Honjin Hiranoya Bekkan, 1 - 5 Honmachi, Takayama-shi, Gifu-ken

Home Comforts

So, you thought I was losing it, eh. Well we have an address. In one sense this was a bum note in the holiday. A ryokan is a traditional Japanese inn with tatami matted rooms, paper walls, sliding doors and communal baths. It's usually set in idyllic countryside. Wearing your yukatan you can enjoy the tranquillity of nature.

Well ours was on the fourth floor, and the communal baths were on the seventh, overlooking the town. Otherwise it was pretty authentic, futons on the floor at night and a decided lack of chairs. I was not looking forward to eating dinner (served in a separate private dining room) while perched on the floor. Surprise number one - a proper table and chairs. Surprise number two - what a menu.

Just a few snacks to get the tastebuds going. You know the sort of thing. Propagule with miso; bread with tofu paste and parsley; conger eel sushi; boiled shrimp; deep fried gingko nut, omelet (sic), sweet potato and rice.
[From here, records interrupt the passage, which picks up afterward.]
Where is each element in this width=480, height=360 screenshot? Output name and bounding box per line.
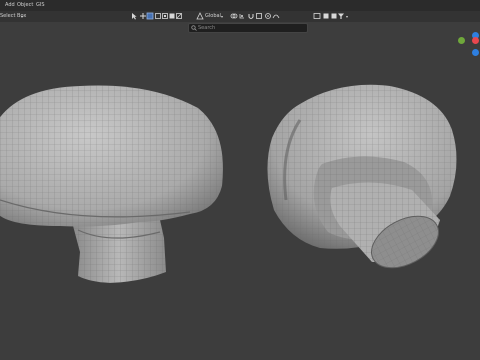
header-toolbar: Select Box ▾ Global ▾ Search ▾ <box>0 11 480 33</box>
proportional-editing-icon[interactable] <box>264 12 272 20</box>
snap-icon[interactable] <box>238 12 246 20</box>
cursor-icon[interactable] <box>130 12 138 20</box>
snap-target-icon[interactable] <box>255 12 263 20</box>
intersect-selection-icon[interactable] <box>175 12 183 20</box>
axis-x-gizmo[interactable] <box>472 37 479 44</box>
chevron-down-icon: ▾ <box>221 14 224 19</box>
falloff-icon[interactable] <box>272 12 280 20</box>
view-list-icon[interactable] <box>313 12 321 20</box>
3d-viewport[interactable] <box>0 22 480 360</box>
filter-item-icon[interactable] <box>322 12 330 20</box>
select-box-icon[interactable] <box>146 12 154 20</box>
mushroom-mesh-left[interactable] <box>0 85 223 283</box>
magnet-icon[interactable] <box>247 12 255 20</box>
axis-z-gizmo[interactable] <box>472 49 479 56</box>
menu-gis[interactable]: GIS <box>36 1 45 9</box>
chevron-down-icon: ▾ <box>346 14 349 19</box>
transform-orientation-dropdown[interactable]: Global <box>205 12 221 21</box>
filter-icon[interactable] <box>337 12 345 20</box>
menu-object[interactable]: Object <box>17 1 33 9</box>
chevron-down-icon: ▾ <box>21 14 24 19</box>
viewport-canvas <box>0 84 457 283</box>
link-icon[interactable] <box>230 12 238 20</box>
axis-y-gizmo[interactable] <box>458 37 465 44</box>
mushroom-mesh-right[interactable] <box>267 84 457 279</box>
transform-orientation-icon[interactable] <box>196 12 204 20</box>
menu-add[interactable]: Add <box>5 1 15 9</box>
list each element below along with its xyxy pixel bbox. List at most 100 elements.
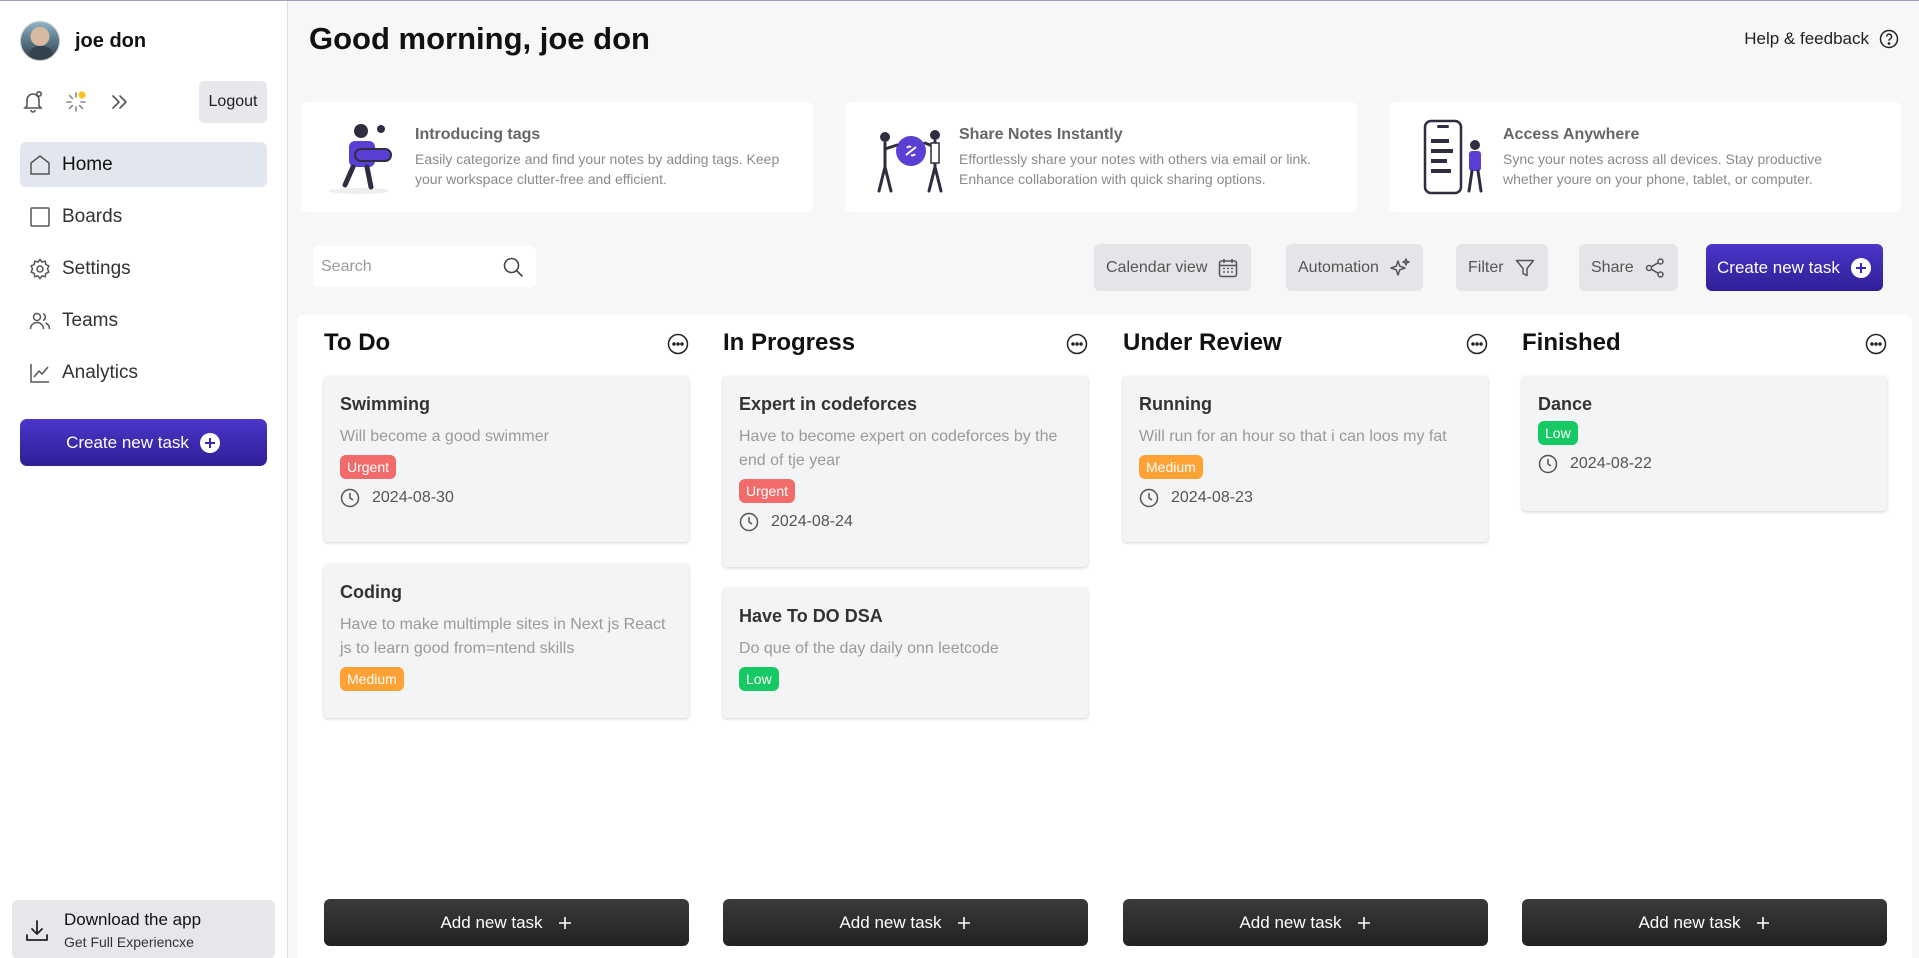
task-card[interactable]: Running Will run for an hour so that i c… bbox=[1123, 376, 1488, 542]
calendar-view-button[interactable]: Calendar view bbox=[1094, 244, 1252, 291]
user-name: joe don bbox=[75, 29, 147, 52]
sidebar-item-label: Home bbox=[62, 153, 113, 175]
priority-badge: Low bbox=[1538, 421, 1578, 445]
user-profile[interactable]: joe don bbox=[20, 21, 146, 61]
add-task-button[interactable]: Add new task bbox=[1522, 899, 1887, 946]
task-date: 2024-08-24 bbox=[739, 512, 1072, 532]
task-description: Will become a good swimmer bbox=[340, 428, 549, 445]
task-date-text: 2024-08-22 bbox=[1570, 455, 1652, 472]
feature-cards: Introducing tags Easily categorize and f… bbox=[301, 102, 1903, 212]
plus-icon bbox=[957, 916, 970, 929]
loading-sun-icon[interactable] bbox=[63, 89, 89, 115]
more-options-icon[interactable] bbox=[1066, 333, 1088, 355]
kanban-board: To Do Swimming Will become a good swimme… bbox=[297, 315, 1912, 958]
automation-label: Automation bbox=[1298, 258, 1379, 276]
page-title: Good morning, joe don bbox=[309, 21, 650, 56]
task-title: Running bbox=[1139, 394, 1212, 414]
task-card[interactable]: Coding Have to make multimple sites in N… bbox=[324, 564, 689, 718]
sidebar-item-home[interactable]: Home bbox=[20, 142, 267, 187]
download-app-banner[interactable]: Download the app Get Full Experiencxe bbox=[12, 900, 275, 958]
task-card[interactable]: Expert in codeforces Have to become expe… bbox=[723, 376, 1088, 567]
filter-button[interactable]: Filter bbox=[1456, 244, 1548, 291]
help-feedback-link[interactable]: Help & feedback bbox=[1744, 29, 1899, 49]
column-under-review: Under Review Running Will run for an hou… bbox=[1123, 315, 1488, 958]
sidebar-item-boards[interactable]: Boards bbox=[20, 194, 267, 239]
clock-icon bbox=[1538, 454, 1558, 474]
plus-icon bbox=[1357, 916, 1370, 929]
feature-description: Easily categorize and find your notes by… bbox=[415, 150, 780, 187]
priority-badge: Urgent bbox=[340, 455, 397, 479]
more-options-icon[interactable] bbox=[667, 333, 689, 355]
feature-description: Effortlessly share your notes with other… bbox=[959, 150, 1312, 187]
task-date-text: 2024-08-30 bbox=[372, 489, 454, 506]
task-description: Will run for an hour so that i can loos … bbox=[1139, 428, 1447, 445]
add-task-label: Add new task bbox=[839, 912, 942, 932]
task-date-text: 2024-08-24 bbox=[771, 513, 853, 530]
sidebar-item-analytics[interactable]: Analytics bbox=[20, 350, 267, 395]
feature-text: Share Notes Instantly Effortlessly share… bbox=[959, 126, 1324, 189]
feature-text: Introducing tags Easily categorize and f… bbox=[415, 126, 780, 189]
chevrons-right-icon[interactable] bbox=[106, 89, 132, 115]
create-task-label: Create new task bbox=[66, 432, 189, 452]
home-icon bbox=[30, 154, 50, 175]
search-input[interactable] bbox=[321, 246, 491, 287]
download-icon bbox=[26, 920, 48, 941]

That precedes another seven courses plus preserves and pickles. There's soup and sashimi; there's duck and chilled noodles; there's grilled fish and Hida steak. The ice cream and pumpkin purée  about gives you a much needed sugar rush to help you crawl to bed. A futon on the floor (which they lay out for you when you're at dinner) may not sound comfy, but after all that food a comatose state isn't far away. (And we had a variation of the same the following night).

As the price was included in our package I have no idea what it cost, but it was very good indeed.